The time is 1630. Unemployed samurai, called ronin, wander the land. There is peace in Japan, and that leads to their unemployment. Their hearts, minds and swords have been pledged to their masters, and now they are cast adrift, unable to feed and shelter their families. It would be much the same with a corporation today, when a loyal employee with long tenure is "downsized." Loyalty runs only from the bottom up.
At the gate of the official mansion of Lord Iyi, a shabby ronin named Tsugumo Hanshiro applies for an audience with the clan elder, Saito Kayegu (Rentaro Mikuni). He has been set loose by Lord Geishu and has no job. He requests permission to kill himself in the clan's forecourt. The ritual act is known as harakiri, or seppuku (which is the film's title in Japanese). It involves using a short blade for self-disembowelment. After the blade plunges in and slices from left to right, a designated master swordsman stands by to decapitate the samurai with one powerful stroke.

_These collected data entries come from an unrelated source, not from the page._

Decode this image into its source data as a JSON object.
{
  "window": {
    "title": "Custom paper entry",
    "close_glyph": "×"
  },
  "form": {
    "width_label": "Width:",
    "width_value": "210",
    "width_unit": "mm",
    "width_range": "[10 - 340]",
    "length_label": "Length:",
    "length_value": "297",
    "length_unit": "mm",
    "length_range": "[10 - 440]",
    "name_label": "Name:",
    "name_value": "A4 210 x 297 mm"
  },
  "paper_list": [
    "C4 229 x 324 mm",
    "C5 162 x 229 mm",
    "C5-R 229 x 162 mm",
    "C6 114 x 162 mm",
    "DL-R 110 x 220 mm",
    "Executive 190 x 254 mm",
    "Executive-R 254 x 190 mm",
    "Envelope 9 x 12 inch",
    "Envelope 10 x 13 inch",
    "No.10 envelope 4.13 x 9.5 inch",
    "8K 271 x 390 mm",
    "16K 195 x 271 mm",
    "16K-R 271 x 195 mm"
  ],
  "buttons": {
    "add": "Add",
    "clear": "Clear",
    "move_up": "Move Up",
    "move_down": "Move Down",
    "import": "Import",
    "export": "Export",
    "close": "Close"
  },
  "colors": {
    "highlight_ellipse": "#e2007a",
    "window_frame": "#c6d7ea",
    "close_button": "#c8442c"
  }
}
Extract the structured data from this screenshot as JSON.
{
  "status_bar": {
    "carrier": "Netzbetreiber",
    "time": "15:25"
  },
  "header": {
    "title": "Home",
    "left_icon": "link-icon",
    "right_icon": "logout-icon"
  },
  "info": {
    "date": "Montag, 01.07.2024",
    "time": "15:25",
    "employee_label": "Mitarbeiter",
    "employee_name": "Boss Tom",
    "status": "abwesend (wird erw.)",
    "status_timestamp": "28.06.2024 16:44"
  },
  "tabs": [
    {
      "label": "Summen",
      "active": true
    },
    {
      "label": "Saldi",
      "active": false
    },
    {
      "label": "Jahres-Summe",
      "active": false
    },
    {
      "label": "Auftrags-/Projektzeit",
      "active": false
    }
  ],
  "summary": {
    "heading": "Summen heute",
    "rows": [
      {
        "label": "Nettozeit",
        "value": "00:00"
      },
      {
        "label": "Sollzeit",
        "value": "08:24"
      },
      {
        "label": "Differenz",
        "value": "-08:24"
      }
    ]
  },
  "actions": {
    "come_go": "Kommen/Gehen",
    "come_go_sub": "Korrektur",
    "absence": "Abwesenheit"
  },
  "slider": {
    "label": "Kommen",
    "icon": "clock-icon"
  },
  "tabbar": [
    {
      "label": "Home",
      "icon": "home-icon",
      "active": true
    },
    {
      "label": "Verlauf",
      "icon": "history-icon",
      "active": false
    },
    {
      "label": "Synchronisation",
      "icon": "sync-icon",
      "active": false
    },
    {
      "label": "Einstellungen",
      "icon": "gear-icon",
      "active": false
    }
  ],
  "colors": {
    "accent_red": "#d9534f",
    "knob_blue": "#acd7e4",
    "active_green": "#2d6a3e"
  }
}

Tsugumo desires to kill himself because of the disgrace of being an jobless samurai. Saito tells him a story designed to discourage this. In the district there have been many appeals like this, and in some cases the desperate samurais had their lives spared and were given work by the clan they appealed to. They didn't really want to commit harakiri at all. However, Saito says, many clans have wised up to this tactic. He tells a story of Chijiwa Motome (Akira Ishihama), another cast-off from Lord Geishu. He turned up not long ago here in this very forecourt, he says, asking the same permission. Saito granted it--but only if he performed the ritual immediately. Motome gave his word as a samurai that he would indeed kill himself, but asked permission to first pay a short personal visit. Saito saw this as a delaying tactic, and commanded Motome to disembowel himself then and there. This was not easy, because Motome had pawned his short sword, and had a cheap bamboo replacement. As a man of honor, he fell on this blunt blade and caused great damage and pain before being decapitated.
So you see, Saito tells Tsugumo, you had better be sincere. "I assure you I'm quite sincere," Tsugumo says, "but first I request your permission to tell a story"--one that will be heard by Saito and the retainers of the household, who are seated solemnly around the edges of the courtyard.
"Harakiri" was released in 1962, the work of Masaki Kobayashi (1916-1996), best known for "Kwaidan" (1965), an assembly of ghost stories that is among the most beautiful films I've seen. He also made the nine-hour epic "The Human Condition" (1959-1961) which was critical of the way the Bushido Code permeated Japanese life and helped create the state of mind which led to World War II. And he made "Samurai Rebellion" (1967), about a man who refuses to offer his wife to a superior.